Le canzoni di presunta innocenza si aprono con The Miracle (of Joey Ramone), che non lascia presagire nulla di buono. Tanto invece del buon vecchio Bono, che rimane essenzialmente ostaggio dei suoi toni alti e dei cori orecchiabili di Every breaking wave, seconda traccia di Songs of Innocence che sembra avere più pretese da classifica o come pezzo forte per un concerto in uno stadio che da futuro classico. Più interessante l’intro di California, terza traccia del disco, che parte con una campana a morto e una sezione di cori perfettamente lavorata a livello di produzione. Peccato che non ci metta molto a perdersi negli stilemi di una canzone quasi garage rock. Trattasi sempre della stessa formula: power chords che si aprono nel ritornello e batterie così chiuse e compresse che si sentono a stento. Ovviamente, trattandosi degli U2, il tutto è impreziosito da sezioni di sintetizzatore che danno alla canzone quel tocco di sinfonico che danno agli U2 la dignità degli U2 e non di uno sparuto gruppetto di ragazzini brufolosi di provincia.
Il disco procede con Iris (Hold me Close), in cui sia Edge che il produttore ritrovano un po’ di sé stessi: il primo con il suo classico suono perfettamente effettato con la giusta quantità di delay, il secondo riuscendo a dare quell’areosità al mix che ha contraddistinto i dischi precedenti e -finalmente- un po’ di volume a quella batteria così bistrattata nelle canzoni precedenti. Finalmente anche il basso entra in gioco con un ruolo centrale in Volcano, anche se il pezzo in sé trascorre senza particolari degni di nota.

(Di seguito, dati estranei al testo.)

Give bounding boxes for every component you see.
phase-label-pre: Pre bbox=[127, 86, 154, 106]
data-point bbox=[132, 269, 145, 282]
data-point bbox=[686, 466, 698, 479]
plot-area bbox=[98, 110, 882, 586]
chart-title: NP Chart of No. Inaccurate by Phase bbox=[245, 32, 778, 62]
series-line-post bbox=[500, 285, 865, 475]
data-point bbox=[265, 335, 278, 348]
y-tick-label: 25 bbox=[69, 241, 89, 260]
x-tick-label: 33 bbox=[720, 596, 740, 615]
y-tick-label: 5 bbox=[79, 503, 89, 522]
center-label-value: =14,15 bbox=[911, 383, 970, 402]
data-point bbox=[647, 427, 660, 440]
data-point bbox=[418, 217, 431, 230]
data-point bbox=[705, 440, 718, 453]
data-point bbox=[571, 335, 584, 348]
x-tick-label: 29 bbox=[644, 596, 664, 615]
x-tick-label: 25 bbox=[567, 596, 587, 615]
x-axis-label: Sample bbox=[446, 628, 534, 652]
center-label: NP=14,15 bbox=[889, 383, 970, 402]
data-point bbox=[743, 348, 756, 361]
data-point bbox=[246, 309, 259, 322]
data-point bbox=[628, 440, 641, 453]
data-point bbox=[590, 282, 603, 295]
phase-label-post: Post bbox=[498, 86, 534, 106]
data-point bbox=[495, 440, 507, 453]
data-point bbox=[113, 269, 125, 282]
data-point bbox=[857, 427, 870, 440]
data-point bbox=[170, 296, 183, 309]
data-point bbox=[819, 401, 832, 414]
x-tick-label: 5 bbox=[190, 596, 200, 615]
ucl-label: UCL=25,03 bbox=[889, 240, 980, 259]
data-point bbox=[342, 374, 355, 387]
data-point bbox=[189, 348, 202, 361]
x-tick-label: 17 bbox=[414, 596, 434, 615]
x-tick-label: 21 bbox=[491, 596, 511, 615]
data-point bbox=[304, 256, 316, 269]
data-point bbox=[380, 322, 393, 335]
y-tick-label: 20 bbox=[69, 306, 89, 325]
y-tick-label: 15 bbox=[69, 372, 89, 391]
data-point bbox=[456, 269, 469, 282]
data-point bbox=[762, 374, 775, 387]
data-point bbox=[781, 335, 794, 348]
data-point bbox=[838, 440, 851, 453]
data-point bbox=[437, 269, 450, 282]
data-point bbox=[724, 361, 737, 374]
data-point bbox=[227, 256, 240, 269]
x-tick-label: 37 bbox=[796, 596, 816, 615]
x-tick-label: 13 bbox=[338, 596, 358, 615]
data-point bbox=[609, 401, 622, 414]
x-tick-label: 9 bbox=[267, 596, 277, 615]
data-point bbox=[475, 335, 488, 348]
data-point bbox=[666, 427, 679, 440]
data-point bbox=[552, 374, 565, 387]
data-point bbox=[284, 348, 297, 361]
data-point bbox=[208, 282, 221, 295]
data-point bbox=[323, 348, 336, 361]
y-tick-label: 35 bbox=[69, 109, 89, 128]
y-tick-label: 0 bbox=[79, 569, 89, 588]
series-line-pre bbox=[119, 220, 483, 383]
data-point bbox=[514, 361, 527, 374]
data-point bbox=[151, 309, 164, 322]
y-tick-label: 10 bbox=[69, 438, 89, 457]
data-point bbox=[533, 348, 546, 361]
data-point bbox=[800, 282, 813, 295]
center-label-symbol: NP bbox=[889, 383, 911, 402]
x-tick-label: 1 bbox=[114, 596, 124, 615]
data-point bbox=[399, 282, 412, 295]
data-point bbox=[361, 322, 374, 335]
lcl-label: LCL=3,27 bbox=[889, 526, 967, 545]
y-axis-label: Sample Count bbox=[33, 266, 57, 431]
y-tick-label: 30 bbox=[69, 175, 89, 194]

Si osa invece di più, nonostante i soliti power chords di Edge, con un pizzico di pianoforte in Raised by Wolves e una incursione finale in una specie di cross-over in cui gli U2 incontrano (forse per caso) gli Incubus. Tranquillizziamo gli amanti degli Incubus: l’incursione dura solo pochi secondi e il genere è salvo. Bel momento quello rappresentato dall’energica Cedarwood Road, in cui strumenti elettrici ed acustici si fondono alla perfezione, facendo da cornice agli infelici ricordi infantili dei dubliners più famosi del mondo (dopo Joyce, s’intende) in cui le strade erano troppo spesso intrise di sangue. Segue senza infamia e senza lode Sleep Like a Baby Tonight, che lascia presto spazio a “this is where you can reach me now“, canzone con ottime chitarre acustiche e dedicata a Joe Strummer. A chiudere il disco è The Troubles canzone dall’intro apocalittica e che non a caso è stata utilizzata per la serie The Walking Dead. The troubles si contraddistingue dal resto del disco per una fantastica Lykke Li, che per beffarda ironia della sorte in alcuni punti della canzone ricorda pure Demon Days, track conclusiva dell’omonimo capolavoro dei Gorillaz.
E ciò che è peggio è che -stando all’innocenza infantile e l’esperienza dell’età adulta di William Blake, le cui raccolte poetiche danno il titolo a questo lavoro degli U2- c’è da aspettarsi un reprise (Songs of Experience, per l’appunto), per il 2016. Da un disco intitolato “Songs of innocence” c’era da aspettarsi, se non una raccolta di nursery rhymes, quantomeno una musica genuina e spontanea. Ci si è trovati invece davanti un disco scritto a tavolino. Di innocenza poi neanche a parlarne, visto che è uscito al grande pubblico nel 2014 a seguito di un accordo milionario con la Apple come omaggio digitale agli acquirenti di IPod. E se questa è innocenza infantile, chissà quali malizie ci riserverà l’esperienza dell’età adulta.